Each hospital in the report has a trajectory chart that includes a dotted line that shows whether the hospital is trending in an upward or downward direction in terms of financial health.
“That is a good indication of the trajectory of each individual hospital,” Pickering said, later adding, “It shows a truer picture of the financial health of every government entity at every governmental level.”
NSMC, according to the report, does show a downward trajectory in financial health, even prior to the introduction of GASB-68, Pickering noted.
That decline may have been exasperated starting in 2014, due to GASB-68.
Moving Forward
If GASB-68 remains in effect, there is a chance North Sunflower Medical Center may be in the red more months than not, due to the unfunded liability on its books.
Marlow said this could be devastating if the hospital ever needs a line of credit for projects or other matters.

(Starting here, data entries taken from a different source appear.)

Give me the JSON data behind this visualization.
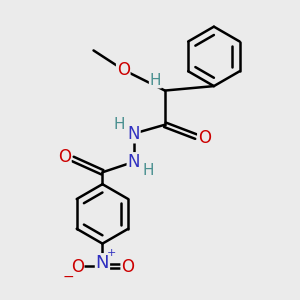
{
  "bg_color": "#ebebeb",
  "bond_color": "#000000",
  "bond_width": 1.8,
  "atom_colors": {
    "C": "#000000",
    "H": "#4a9090",
    "N": "#3030c0",
    "O": "#cc0000"
  },
  "font_size": 11,
  "figsize": [
    3.0,
    3.0
  ],
  "dpi": 100
}
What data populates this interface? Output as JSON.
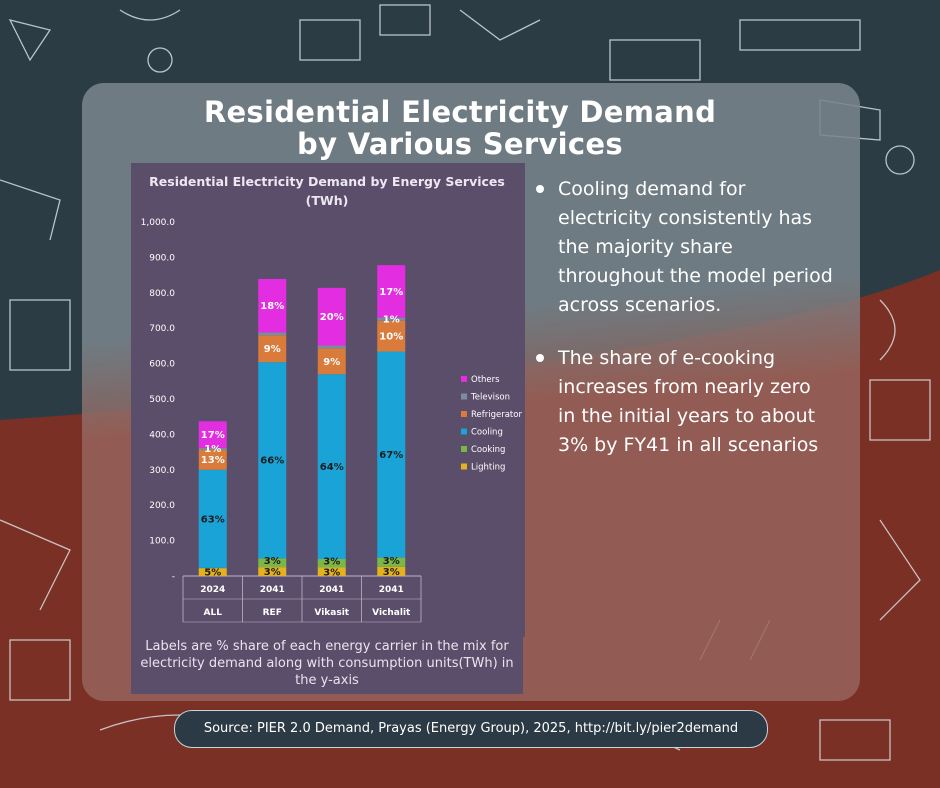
{
  "page": {
    "title_line1": "Residential Electricity Demand",
    "title_line2": "by Various Services",
    "note": "Labels are % share of each energy carrier in the mix for electricity demand along with consumption units(TWh) in the y-axis",
    "bullets": [
      "Cooling demand for electricity consistently has the majority share throughout the model period across scenarios.",
      "The share of e-cooking increases from nearly zero in the initial years to about 3% by FY41 in all scenarios"
    ],
    "source": "Source: PIER 2.0 Demand, Prayas (Energy Group), 2025, http://bit.ly/pier2demand"
  },
  "colors": {
    "Lighting": "#e4b21e",
    "Cooking": "#7ab648",
    "Cooling": "#1aa3d6",
    "Refrigerator": "#d97b3b",
    "Televison": "#7a8da0",
    "Others": "#e22ee0"
  },
  "chart_data": {
    "type": "bar",
    "stacked": true,
    "title": "Residential Electricity Demand by Energy Services (TWh)",
    "categories": [
      {
        "year": "2024",
        "scenario": "ALL"
      },
      {
        "year": "2041",
        "scenario": "REF"
      },
      {
        "year": "2041",
        "scenario": "Vikasit"
      },
      {
        "year": "2041",
        "scenario": "Vichalit"
      }
    ],
    "series": [
      {
        "name": "Lighting",
        "values": [
          22,
          25,
          24,
          26
        ],
        "labels": [
          "5%",
          "3%",
          "3%",
          "3%"
        ]
      },
      {
        "name": "Cooking",
        "values": [
          1,
          25,
          24,
          26
        ],
        "labels": [
          "",
          "3%",
          "3%",
          "3%"
        ]
      },
      {
        "name": "Cooling",
        "values": [
          277,
          554,
          522,
          582
        ],
        "labels": [
          "63%",
          "66%",
          "64%",
          "67%"
        ]
      },
      {
        "name": "Refrigerator",
        "values": [
          57,
          76,
          73,
          87
        ],
        "labels": [
          "13%",
          "9%",
          "9%",
          "10%"
        ]
      },
      {
        "name": "Televison",
        "values": [
          5,
          8,
          8,
          9
        ],
        "labels": [
          "1%",
          "",
          "",
          "1%"
        ]
      },
      {
        "name": "Others",
        "values": [
          75,
          151,
          163,
          148
        ],
        "labels": [
          "17%",
          "18%",
          "20%",
          "17%"
        ]
      }
    ],
    "yticks": [
      "1,000.0",
      "900.0",
      "800.0",
      "700.0",
      "600.0",
      "500.0",
      "400.0",
      "300.0",
      "200.0",
      "100.0",
      "-"
    ],
    "ylim": [
      0,
      1000
    ],
    "legend": [
      "Others",
      "Televison",
      "Refrigerator",
      "Cooling",
      "Cooking",
      "Lighting"
    ],
    "legend_position": "right"
  }
}
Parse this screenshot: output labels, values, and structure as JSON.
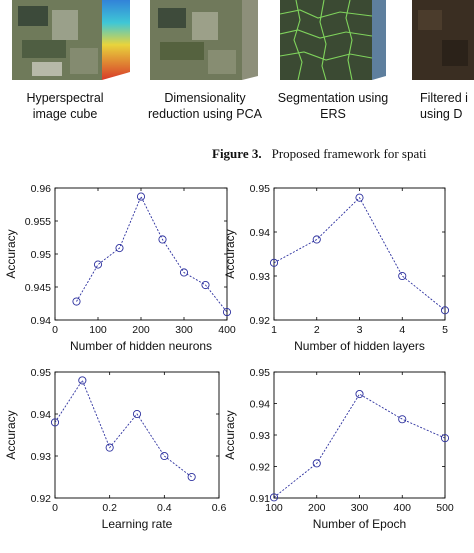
{
  "pipeline": {
    "steps": [
      {
        "label": "Hyperspectral\nimage cube"
      },
      {
        "label": "Dimensionality\nreduction using PCA"
      },
      {
        "label": "Segmentation using\nERS"
      },
      {
        "label": "Filtered i\nusing D"
      }
    ]
  },
  "figure": {
    "number": "Figure 3.",
    "caption": "Proposed framework for spati"
  },
  "chart_data": [
    {
      "type": "line",
      "xlabel": "Number of hidden neurons",
      "ylabel": "Accuracy",
      "xlim": [
        0,
        400
      ],
      "ylim": [
        0.94,
        0.96
      ],
      "xticks": [
        0,
        100,
        200,
        300,
        400
      ],
      "yticks": [
        0.94,
        0.945,
        0.95,
        0.955,
        0.96
      ],
      "x": [
        50,
        100,
        150,
        200,
        250,
        300,
        350,
        400
      ],
      "y": [
        0.9428,
        0.9484,
        0.9509,
        0.9587,
        0.9522,
        0.9472,
        0.9453,
        0.9412
      ]
    },
    {
      "type": "line",
      "xlabel": "Number of hidden layers",
      "ylabel": "Accuracy",
      "xlim": [
        1,
        5
      ],
      "ylim": [
        0.92,
        0.95
      ],
      "xticks": [
        1,
        2,
        3,
        4,
        5
      ],
      "yticks": [
        0.92,
        0.93,
        0.94,
        0.95
      ],
      "x": [
        1,
        2,
        3,
        4,
        5
      ],
      "y": [
        0.933,
        0.9383,
        0.9478,
        0.93,
        0.9222
      ]
    },
    {
      "type": "line",
      "xlabel": "Learning rate",
      "ylabel": "Accuracy",
      "xlim": [
        0,
        0.6
      ],
      "ylim": [
        0.92,
        0.95
      ],
      "xticks": [
        0,
        0.2,
        0.4,
        0.6
      ],
      "yticks": [
        0.92,
        0.93,
        0.94,
        0.95
      ],
      "x": [
        0,
        0.1,
        0.2,
        0.3,
        0.4,
        0.5
      ],
      "y": [
        0.938,
        0.948,
        0.932,
        0.94,
        0.93,
        0.925
      ]
    },
    {
      "type": "line",
      "xlabel": "Number of Epoch",
      "ylabel": "Accuracy",
      "xlim": [
        100,
        500
      ],
      "ylim": [
        0.91,
        0.95
      ],
      "xticks": [
        100,
        200,
        300,
        400,
        500
      ],
      "yticks": [
        0.91,
        0.92,
        0.93,
        0.94,
        0.95
      ],
      "x": [
        100,
        200,
        300,
        400,
        500
      ],
      "y": [
        0.9102,
        0.921,
        0.943,
        0.935,
        0.929
      ]
    }
  ]
}
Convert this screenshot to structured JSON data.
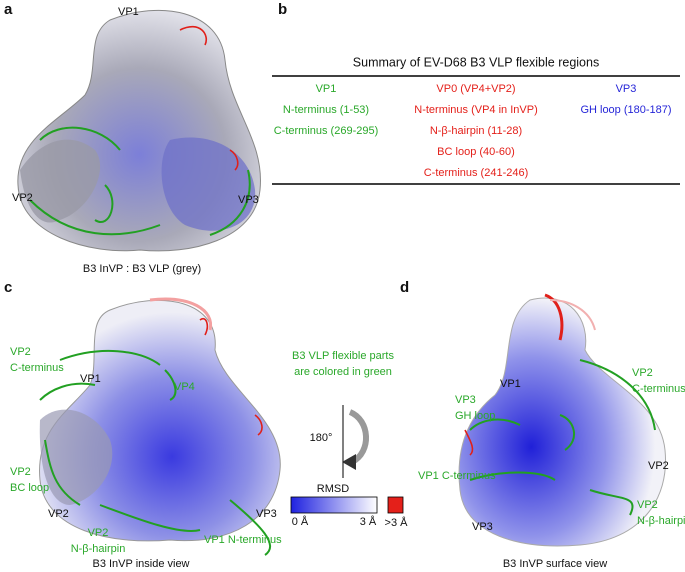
{
  "panel_a": {
    "letter": "a",
    "labels": [
      "VP1",
      "VP2",
      "VP3"
    ],
    "caption": "B3 InVP : B3 VLP (grey)"
  },
  "panel_b": {
    "letter": "b",
    "title": "Summary of EV-D68 B3 VLP flexible regions",
    "columns": [
      {
        "header": "VP1",
        "items": [
          "N-terminus (1-53)",
          "C-terminus (269-295)"
        ]
      },
      {
        "header": "VP0 (VP4+VP2)",
        "items": [
          "N-terminus (VP4 in InVP)",
          "N-β-hairpin (11-28)",
          "BC loop (40-60)",
          "C-terminus (241-246)"
        ]
      },
      {
        "header": "VP3",
        "items": [
          "GH loop (180-187)"
        ]
      }
    ]
  },
  "panel_c": {
    "letter": "c",
    "labels": {
      "vp1": [
        "VP1"
      ],
      "vp4": [
        "VP4"
      ],
      "vp2_c": [
        "VP2",
        "C-terminus"
      ],
      "vp2_bc": [
        "VP2",
        "BC loop"
      ],
      "vp2": [
        "VP2"
      ],
      "vp2_n": [
        "VP2",
        "N-β-hairpin"
      ],
      "vp3": [
        "VP3"
      ],
      "vp1_n": [
        "VP1 N-terminus"
      ]
    },
    "caption": "B3 InVP inside view"
  },
  "middle": {
    "note": [
      "B3 VLP flexible parts",
      "are colored in green"
    ],
    "rotation": "180°",
    "colorbar_title": "RMSD",
    "colorbar_min": "0 Å",
    "colorbar_max": "3 Å",
    "colorbar_over": ">3 Å"
  },
  "panel_d": {
    "letter": "d",
    "labels": {
      "vp1": [
        "VP1"
      ],
      "vp2_c": [
        "VP2",
        "C-terminus"
      ],
      "vp3_gh": [
        "VP3",
        "GH loop"
      ],
      "vp1_c": [
        "VP1 C-terminus"
      ],
      "vp2": [
        "VP2"
      ],
      "vp2_n": [
        "VP2",
        "N-β-hairpin"
      ],
      "vp3": [
        "VP3"
      ]
    },
    "caption": "B3 InVP surface view"
  }
}
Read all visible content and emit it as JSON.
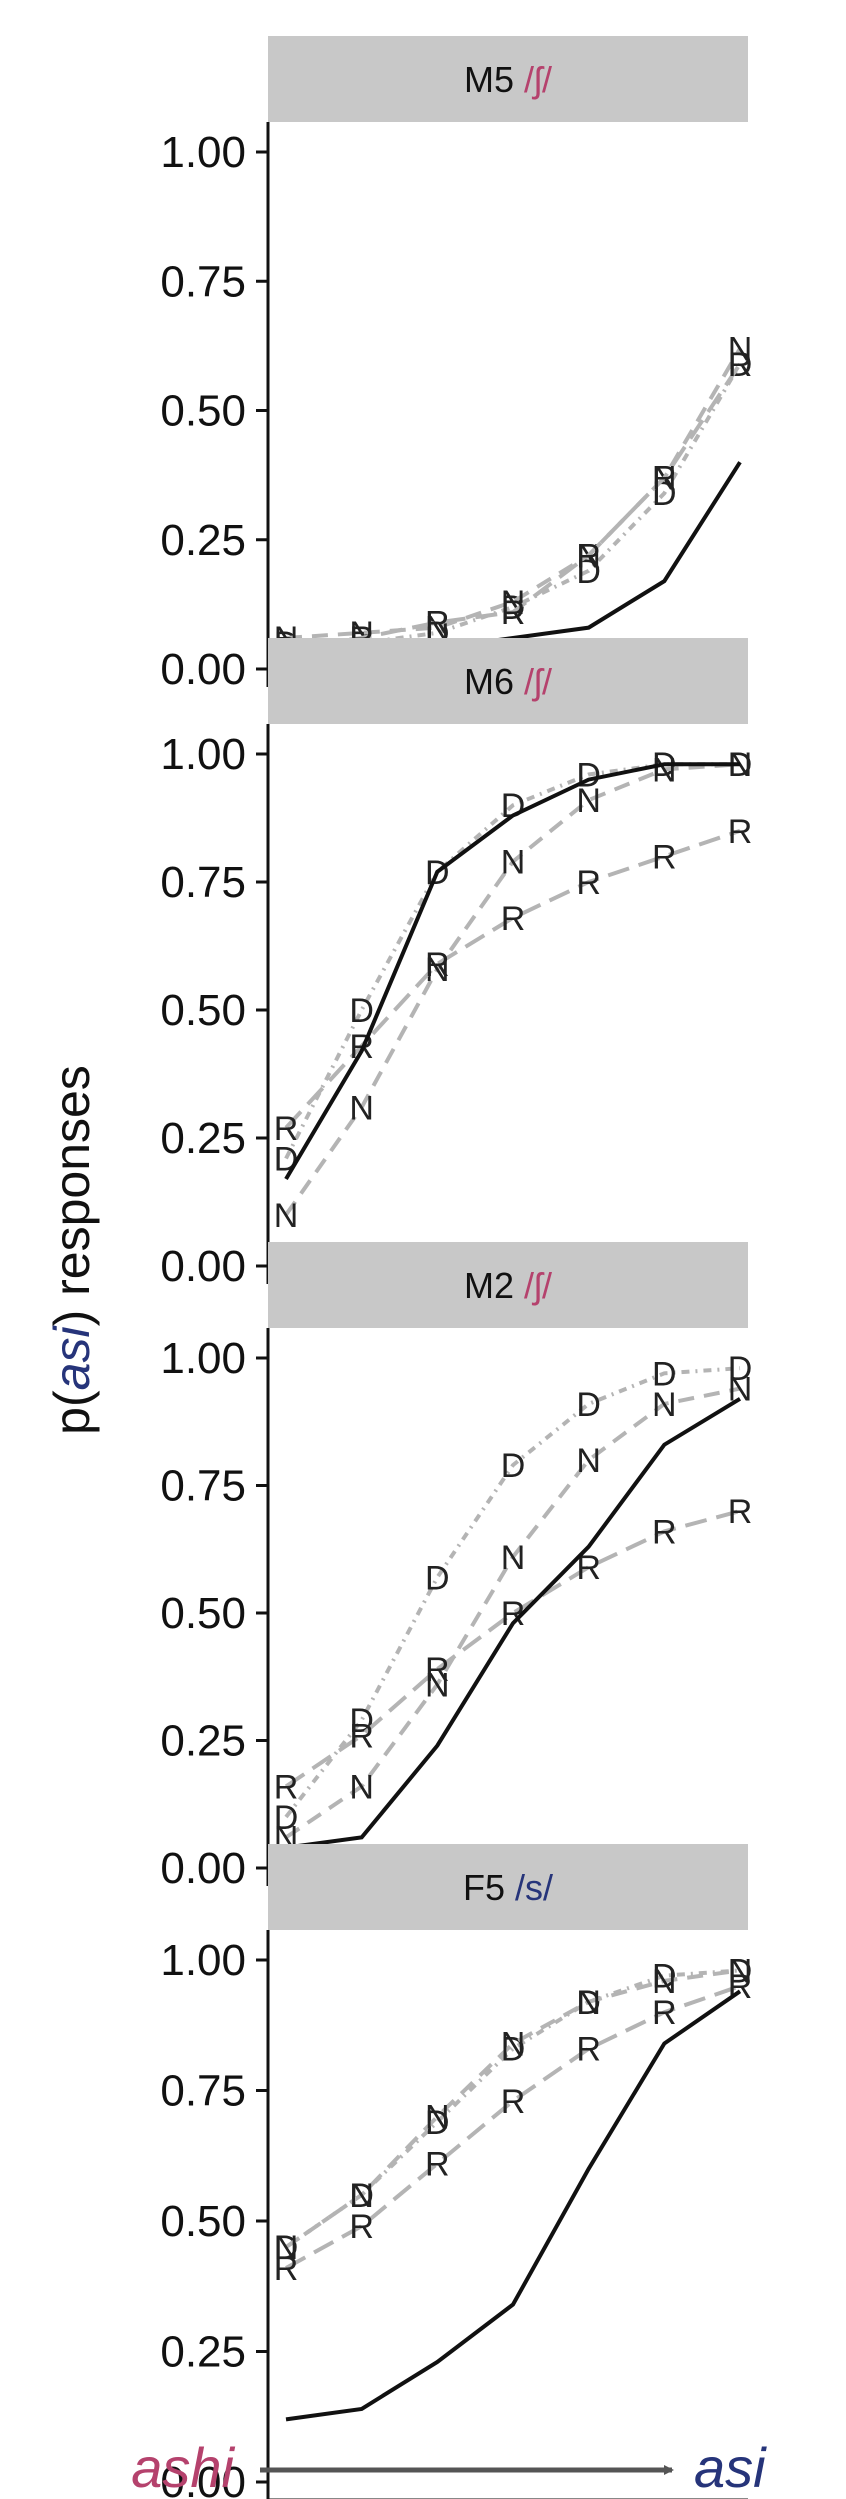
{
  "y_axis_label": {
    "prefix": "p(",
    "accent": "asi",
    "suffix": ") responses"
  },
  "colors": {
    "ashi": "#b5426d",
    "asi": "#26347a",
    "strip": "#c8c8c8",
    "solid": "#111111",
    "dashed": "#b4b4b4"
  },
  "x_axis": {
    "left_label": "ashi",
    "right_label": "asi",
    "arrow": "right-arrow"
  },
  "chart_data": [
    {
      "type": "line",
      "panel": "M5",
      "phoneme": "/ʃ/",
      "phoneme_color": "#b5426d",
      "x": [
        1,
        2,
        3,
        4,
        5,
        6,
        7
      ],
      "ylim": [
        0,
        1
      ],
      "yticks": [
        "0.00",
        "0.25",
        "0.50",
        "0.75",
        "1.00"
      ],
      "grid": false,
      "solid_values": [
        0.02,
        0.03,
        0.04,
        0.06,
        0.08,
        0.17,
        0.4
      ],
      "series": [
        {
          "name": "D",
          "values": [
            0.05,
            0.05,
            0.07,
            0.12,
            0.19,
            0.34,
            0.59
          ]
        },
        {
          "name": "N",
          "values": [
            0.06,
            0.07,
            0.08,
            0.13,
            0.22,
            0.37,
            0.62
          ]
        },
        {
          "name": "R",
          "values": [
            0.04,
            0.06,
            0.09,
            0.11,
            0.22,
            0.37,
            0.59
          ]
        }
      ]
    },
    {
      "type": "line",
      "panel": "M6",
      "phoneme": "/ʃ/",
      "phoneme_color": "#b5426d",
      "x": [
        1,
        2,
        3,
        4,
        5,
        6,
        7
      ],
      "ylim": [
        0,
        1
      ],
      "yticks": [
        "0.00",
        "0.25",
        "0.50",
        "0.75",
        "1.00"
      ],
      "grid": false,
      "solid_values": [
        0.17,
        0.42,
        0.77,
        0.88,
        0.95,
        0.98,
        0.98
      ],
      "series": [
        {
          "name": "D",
          "values": [
            0.21,
            0.5,
            0.77,
            0.9,
            0.96,
            0.98,
            0.98
          ]
        },
        {
          "name": "N",
          "values": [
            0.1,
            0.31,
            0.58,
            0.79,
            0.91,
            0.97,
            0.98
          ]
        },
        {
          "name": "R",
          "values": [
            0.27,
            0.43,
            0.59,
            0.68,
            0.75,
            0.8,
            0.85
          ]
        }
      ]
    },
    {
      "type": "line",
      "panel": "M2",
      "phoneme": "/ʃ/",
      "phoneme_color": "#b5426d",
      "x": [
        1,
        2,
        3,
        4,
        5,
        6,
        7
      ],
      "ylim": [
        0,
        1
      ],
      "yticks": [
        "0.00",
        "0.25",
        "0.50",
        "0.75",
        "1.00"
      ],
      "grid": false,
      "solid_values": [
        0.04,
        0.06,
        0.24,
        0.48,
        0.63,
        0.83,
        0.92
      ],
      "series": [
        {
          "name": "D",
          "values": [
            0.1,
            0.29,
            0.57,
            0.79,
            0.91,
            0.97,
            0.98
          ]
        },
        {
          "name": "N",
          "values": [
            0.06,
            0.16,
            0.36,
            0.61,
            0.8,
            0.91,
            0.94
          ]
        },
        {
          "name": "R",
          "values": [
            0.16,
            0.26,
            0.39,
            0.5,
            0.59,
            0.66,
            0.7
          ]
        }
      ]
    },
    {
      "type": "line",
      "panel": "F5",
      "phoneme": "/s/",
      "phoneme_color": "#26347a",
      "x": [
        1,
        2,
        3,
        4,
        5,
        6,
        7
      ],
      "ylim": [
        0,
        1
      ],
      "yticks": [
        "0.00",
        "0.25",
        "0.50",
        "0.75",
        "1.00"
      ],
      "grid": false,
      "solid_values": [
        0.12,
        0.14,
        0.23,
        0.34,
        0.6,
        0.84,
        0.94
      ],
      "series": [
        {
          "name": "D",
          "values": [
            0.45,
            0.55,
            0.69,
            0.83,
            0.92,
            0.97,
            0.98
          ]
        },
        {
          "name": "N",
          "values": [
            0.45,
            0.55,
            0.7,
            0.84,
            0.92,
            0.96,
            0.98
          ]
        },
        {
          "name": "R",
          "values": [
            0.41,
            0.49,
            0.61,
            0.73,
            0.83,
            0.9,
            0.95
          ]
        }
      ]
    }
  ]
}
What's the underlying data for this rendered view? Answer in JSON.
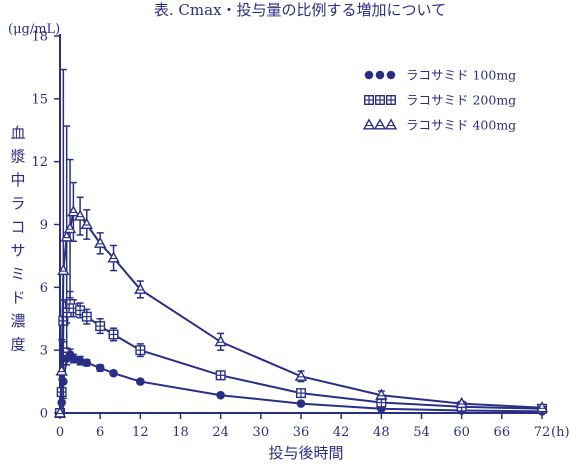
{
  "chart_data": {
    "type": "line",
    "title": "表. Cmax・投与量の比例する増加について",
    "xlabel": "投与後時間",
    "x_unit": "(h)",
    "y_unit": "(μg/mL)",
    "ylabel": "血漿中ラコサミド濃度",
    "xlim": [
      0,
      72
    ],
    "ylim": [
      0,
      18
    ],
    "x_ticks": [
      0,
      6,
      12,
      18,
      24,
      30,
      36,
      42,
      48,
      54,
      60,
      66,
      72
    ],
    "y_ticks": [
      0,
      3,
      6,
      9,
      12,
      15,
      18
    ],
    "grid": false,
    "legend_position": "top-right",
    "series": [
      {
        "name": "ラコサミド 100mg",
        "marker": "circle",
        "x": [
          0,
          0.25,
          0.5,
          1,
          1.5,
          2,
          3,
          4,
          6,
          8,
          12,
          24,
          36,
          48,
          60,
          72
        ],
        "y": [
          0,
          0.5,
          1.5,
          2.6,
          2.8,
          2.6,
          2.5,
          2.4,
          2.15,
          1.9,
          1.5,
          0.85,
          0.45,
          0.2,
          0.12,
          0.08
        ],
        "err": [
          0,
          0.3,
          0.8,
          0.3,
          0.25,
          0.2,
          0.2,
          0.15,
          0.15,
          0.1,
          0.1,
          0.07,
          0.06,
          0.05,
          0.04,
          0.03
        ]
      },
      {
        "name": "ラコサミド 200mg",
        "marker": "square",
        "x": [
          0,
          0.25,
          0.5,
          1,
          1.5,
          2,
          3,
          4,
          6,
          8,
          12,
          24,
          36,
          48,
          60,
          72
        ],
        "y": [
          0,
          1.0,
          4.4,
          4.8,
          5.2,
          5.0,
          4.9,
          4.6,
          4.15,
          3.75,
          3.0,
          1.8,
          0.95,
          0.5,
          0.3,
          0.2
        ],
        "err": [
          0,
          0.6,
          1.0,
          0.5,
          0.6,
          0.4,
          0.35,
          0.35,
          0.35,
          0.3,
          0.3,
          0.2,
          0.15,
          0.1,
          0.08,
          0.05
        ]
      },
      {
        "name": "ラコサミド 400mg",
        "marker": "triangle",
        "x": [
          0,
          0.25,
          0.5,
          1,
          1.5,
          2,
          3,
          4,
          6,
          8,
          12,
          24,
          36,
          48,
          60,
          72
        ],
        "y": [
          0,
          2.0,
          6.8,
          8.4,
          8.8,
          9.6,
          9.4,
          9.0,
          8.1,
          7.4,
          5.9,
          3.4,
          1.75,
          0.85,
          0.45,
          0.25
        ],
        "err": [
          0,
          1.5,
          9.6,
          5.3,
          3.3,
          1.4,
          0.9,
          0.7,
          0.5,
          0.6,
          0.4,
          0.4,
          0.25,
          0.2,
          0.1,
          0.05
        ]
      }
    ]
  }
}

“If we wanted to borrow money for any reason, we couldn’t,” Marlow said.
SSCH’s Phillips said this hurts the credit potential of any entity tied to PERS.
“They don’t have the borrowing power anymore,” Phillips said, noting that footnotes in the financials exist, but it is very difficult to overcome that item when it is on the balance sheet.
Phillips said that he accepts this is now the standard and is preparing to move SSCH forward in spite of the adverse effect it has had on the hospital’s books.
“We have to tighten our belts up and figure out a way to improve our position, based on what is going on right now,” Phillips said.
NSMC’s doors are open as they always have been, and its cash flow seems sound, but it must learn to live with the financial albatross it now shares with all of the other PERS participants.